DA spokesman Kenneth Mubu said on Thursday a total of R600 million in economic assistance had been provided to Zimbabwe’s government under the ARF, even though the committee heard that South Africa did not track how the funding was spent.

A total of R300 million was transferred in 2009 as part of an economic recovery programme, a portion of it in the form of emergency food aid.

However, during Wednesday’s committee meeting, when he asked whether the department had monitored and evaluated how the funds had been used, the response was that they had not.

“Parliament has seen no evidence that any of this money was spent on those programmes to which it had been designated,” Mubu said.

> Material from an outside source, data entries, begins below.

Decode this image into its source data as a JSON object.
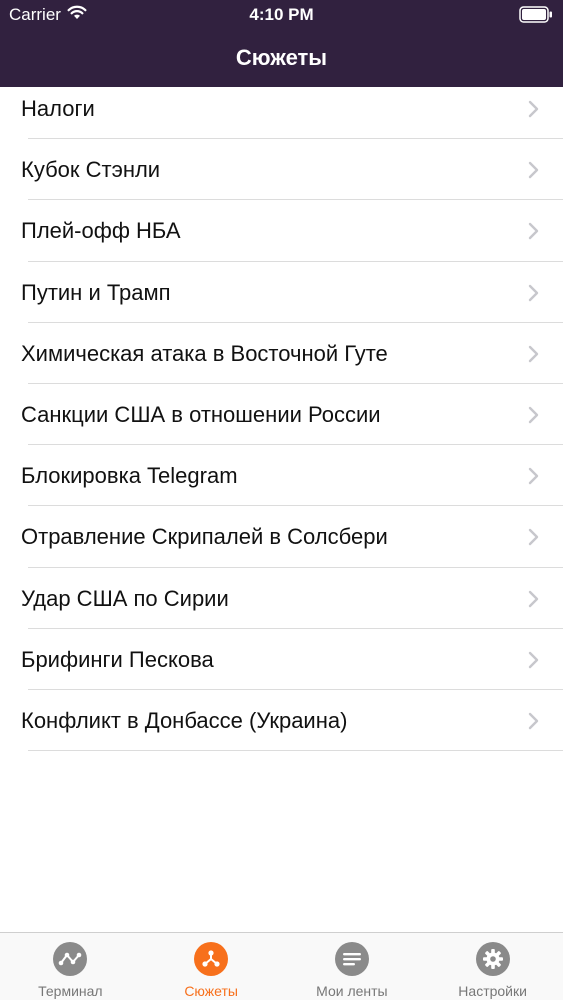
{
  "status_bar": {
    "carrier": "Carrier",
    "time": "4:10 PM"
  },
  "nav": {
    "title": "Сюжеты"
  },
  "topics": [
    {
      "label": "Налоги"
    },
    {
      "label": "Кубок Стэнли"
    },
    {
      "label": "Плей-офф НБА"
    },
    {
      "label": "Путин и Трамп"
    },
    {
      "label": "Химическая атака в Восточной Гуте"
    },
    {
      "label": "Санкции США в отношении России"
    },
    {
      "label": "Блокировка Telegram"
    },
    {
      "label": "Отравление Скрипалей в Солсбери"
    },
    {
      "label": "Удар США по Сирии"
    },
    {
      "label": "Брифинги Пескова"
    },
    {
      "label": "Конфликт в Донбассе (Украина)"
    }
  ],
  "tabbar": {
    "tabs": [
      {
        "label": "Терминал",
        "icon": "graph-icon",
        "active": false
      },
      {
        "label": "Сюжеты",
        "icon": "branch-icon",
        "active": true
      },
      {
        "label": "Мои ленты",
        "icon": "list-icon",
        "active": false
      },
      {
        "label": "Настройки",
        "icon": "gear-icon",
        "active": false
      }
    ]
  },
  "colors": {
    "nav_background": "#31213f",
    "accent": "#f7701c",
    "inactive_icon": "#8a8a8a",
    "separator": "#dcdcdc"
  }
}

The documentation provided “admits” government did not have a proactive planning mechanism, nor were monitoring and evaluation in place.

A total of R172 million had been handed over to Guinea Conakry, beginning in 2008, the same year in which the country underwent a military coup that saw a military junta led by Captain Moussa Dadis Camara.

“Disturbingly, the ARF continued to fund two more projects in Guinea in 2009 while it was under the rule of Camara, only suspending a third due to political instability,” he said.

In that same year the junta declared demonstrations illegal a day before a planned public demonstration in its capital city of Conakry.

However, according to media reports at the time, thousands of demonstrators defied this ban and assembled in a soccer stadium.

The junta ordered its soldiers to respond, and 157 people were left dead in the ensuing violence.

“Again, officials indicated they have no way of knowing where this money was spent, and how much of it, if any, actually went towards the causes earmarked.”

The ARF had, since 2004, allocated over R1.2 billion to fund projects in over 17 African countries.

The purpose of the fund and its stated guiding principles were described to include the promotion of democracy and good governance, socio-economic development and integration, and the prevention and resolution of conflict.

“Clearly these laudable objectives have been usurped by the department of international relations’ utter inability to oversee the implementation of the ARF, and the accountable distribution of funds.

“We have no direct evidence that funds have been misappropriated, but we have no evidence either that funds were spent on the appropriate projects, and instead evidence that no monitoring of the use of the funds is in place.

“In the absence of proof to the contrary, it is very difficult to believe that these funds have gone where they should have,” Mubu said.

The minister needed to get funding allocations at the ARF under control.